Plenty of brands are in trouble right now because they’re not sure which one they represent.
Seth says luxury goods are needlessly expensive, senseless expenditures. He qualifies premium goods as items having value justifiable to their purchasers. Premium means value that transcends discriminating nuances using the example of kangaroo leather ice skates. Some professional ice skaters say these perform best; I’m not in a position to know either way. To the uninitiated, kangaroo ice skates could be a luxury item, no? So who is to determine the difference between luxury and premium? The similarly unadvised could judge a gown covered in hand embroidery to be luxury while it may truly be a premium item to one who knows the value of it. Likewise, some items described as premium goods really aren’t (some lines of premium denim come to mind). In short, his post could make for loud and rancorous debate. Value is in the eye of the beholder.
I don’t read his site often but today it took me off on other tangents -which is where I’m taking you now. In this entry he addresses the issue of throwing good money after bad. Wish he’d written it before I wrote when do you cut your losses? Painful as it is, the unavoidable truth is to ignore sunk costs; these should not affect your future decisions:
When making a choice between two options, only consider what’s going to happen in the future, not which investments you’ve made in the past. The past investments are over, lost, gone forever. They are irrelevant to the future. You have two pieces of land. One you bought for $1,000,000, one for $10,000. On which one should you develop a gas station? I know. The one that’s right next to the huge subdivision being put up, not the one next to the condemned shopping center. Does it matter how much the land cost to buy? No. Not at all.
I guess the next time you’re faced with the potential of throwing good money after bad, you should ask yourself where you’ll build a gas station. It doesn’t matter how you spent the money in the past, only how you spend it here on out.
Then in another he talks about the value of “free”, that’s it’s over. Free isn’t free and the race to the bottom is getting more crowded every day. He links to Katie (some language NSFW ) who says the new “free” should be [expletive deleted] expensive.
Birnbaum has long said that even if you found free production, all the other constraints would make it virtually unaffordable. There’s a cost, the only question is who is paying for it. Don’t be seduced unless you know the full price of free.
Coincidentally, I had an opportunity to ponder the costs of free this weekend. I had to take a truckload of tree branches to the city recycling center on Saturday. It’s free to drop off stuff. I thought that was pretty cool. The city processes the yard waste into mulch which resident can also pick up free. Something we can all feel good about.

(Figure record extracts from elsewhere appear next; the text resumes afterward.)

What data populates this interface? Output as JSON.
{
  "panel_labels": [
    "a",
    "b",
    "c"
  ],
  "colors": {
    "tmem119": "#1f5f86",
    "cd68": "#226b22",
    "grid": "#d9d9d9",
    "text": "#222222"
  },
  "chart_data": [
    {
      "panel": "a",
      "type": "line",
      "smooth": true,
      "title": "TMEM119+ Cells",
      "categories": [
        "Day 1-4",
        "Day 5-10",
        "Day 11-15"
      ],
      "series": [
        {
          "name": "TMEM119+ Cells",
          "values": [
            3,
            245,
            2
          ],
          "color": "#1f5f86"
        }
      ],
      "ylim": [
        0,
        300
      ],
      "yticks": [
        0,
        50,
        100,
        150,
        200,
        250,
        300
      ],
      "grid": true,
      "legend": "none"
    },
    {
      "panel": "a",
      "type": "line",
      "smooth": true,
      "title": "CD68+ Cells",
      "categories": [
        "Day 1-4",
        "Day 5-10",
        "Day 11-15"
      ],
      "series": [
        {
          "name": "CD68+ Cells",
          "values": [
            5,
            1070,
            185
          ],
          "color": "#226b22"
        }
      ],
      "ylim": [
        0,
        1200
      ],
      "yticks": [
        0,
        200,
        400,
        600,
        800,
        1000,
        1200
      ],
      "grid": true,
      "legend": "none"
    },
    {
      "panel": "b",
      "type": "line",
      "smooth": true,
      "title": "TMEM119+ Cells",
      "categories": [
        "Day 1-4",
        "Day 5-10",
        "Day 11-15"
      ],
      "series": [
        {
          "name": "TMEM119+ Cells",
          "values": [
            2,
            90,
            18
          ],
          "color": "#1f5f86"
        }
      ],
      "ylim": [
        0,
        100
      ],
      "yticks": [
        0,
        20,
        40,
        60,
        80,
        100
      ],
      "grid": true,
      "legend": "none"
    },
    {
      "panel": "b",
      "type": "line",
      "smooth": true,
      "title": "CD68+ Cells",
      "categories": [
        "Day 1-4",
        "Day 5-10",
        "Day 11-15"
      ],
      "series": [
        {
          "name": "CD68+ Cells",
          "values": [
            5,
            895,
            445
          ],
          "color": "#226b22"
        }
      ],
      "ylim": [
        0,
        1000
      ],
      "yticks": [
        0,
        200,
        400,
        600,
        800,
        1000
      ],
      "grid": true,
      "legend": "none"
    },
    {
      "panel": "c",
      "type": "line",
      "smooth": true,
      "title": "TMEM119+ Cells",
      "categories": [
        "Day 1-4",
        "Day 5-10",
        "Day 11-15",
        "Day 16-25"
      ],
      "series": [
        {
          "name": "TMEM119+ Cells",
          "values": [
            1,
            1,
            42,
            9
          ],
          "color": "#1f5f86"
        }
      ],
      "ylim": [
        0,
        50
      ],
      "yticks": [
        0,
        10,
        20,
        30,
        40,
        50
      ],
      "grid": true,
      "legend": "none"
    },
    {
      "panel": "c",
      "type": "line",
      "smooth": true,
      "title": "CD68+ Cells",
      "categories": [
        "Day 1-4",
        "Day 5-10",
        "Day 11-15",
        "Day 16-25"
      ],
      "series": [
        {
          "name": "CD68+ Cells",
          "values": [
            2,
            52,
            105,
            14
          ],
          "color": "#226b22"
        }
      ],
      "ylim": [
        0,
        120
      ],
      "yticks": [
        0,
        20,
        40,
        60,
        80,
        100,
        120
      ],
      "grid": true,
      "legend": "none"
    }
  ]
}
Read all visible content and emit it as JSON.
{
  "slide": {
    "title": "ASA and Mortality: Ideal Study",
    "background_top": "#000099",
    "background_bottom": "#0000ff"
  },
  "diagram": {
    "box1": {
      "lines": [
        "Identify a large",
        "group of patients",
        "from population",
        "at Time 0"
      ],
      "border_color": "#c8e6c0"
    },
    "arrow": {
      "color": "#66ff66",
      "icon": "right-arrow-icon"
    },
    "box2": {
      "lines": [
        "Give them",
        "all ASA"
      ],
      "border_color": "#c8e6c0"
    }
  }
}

I had to wait on a ramp for the truck to be weighed before proceeding to the window (not long). The clerk made a few notes and waved me along. I went up to the dump site and unloaded, marveling at the tractor-trailer sized chipper shredder and piles of mulch waiting for new homes. That and watched some cute squirrels scamper around in distress that I’d interrupted their foraging. Coming back down, I had to get weighed again, notes made again before I went on home. Perennially obsessed, I thought about the costs of this free. The city goes to the bother of inventorying raw inputs (weighing in/out); I imagine they’d do the same if I picked up mulch. This way the city has a running tally of inputs requiring processing and when they need to schedule an employee to operate that chipper shredder. What’s the cost of manning the station? Obviously in the long run, our city taxes pay for it so it’s not really free and it’s a benefit to the citizenry in the form of lawn materials and reducing the fire hazards of back yard burning.
Do taxes absorb the whole cost of free? I thought so but it turns out I was wrong as I discovered talking to the contractor (Monty) we hired to help with a landscaping project. He was less supportive; he said the city program was more wasteful than it used to be with unintended costs to individual businesses and even residents in the quality of life index. Previously, all the dumping (household waste and lawn refuse) was at the same location. You went to whichever section at the dump. For as yet unknown reasons, the city decided to move the lawn recycling portion over to the outside of the opposite end of town. Monty said this move represents a dramatic increase in costs to businesses because they can no longer take care of business in one trip. He says the city’s moving of the recycling center costs him 1.5 man hours and use of a truck for every trip out there (twice daily). It’s changed how he schedules jobs, leaving him fewer working hours in the day with higher costs to boot. He says it affects quality of life in that large trucks now have to transit through the busiest intersections in town going from one dump to the other, and at peak traffic hours. That’s a lot more wear and tear on city streets and an increase in pollution. Not so free after all, eh?
In the end, whether it’s luxury, premium or free, some value is in the eye of the beholder. It’s ironic that value such as “free” can be the easiest to measure provided you’re not first seduced by it. As ever, you get what you pay for one way or another.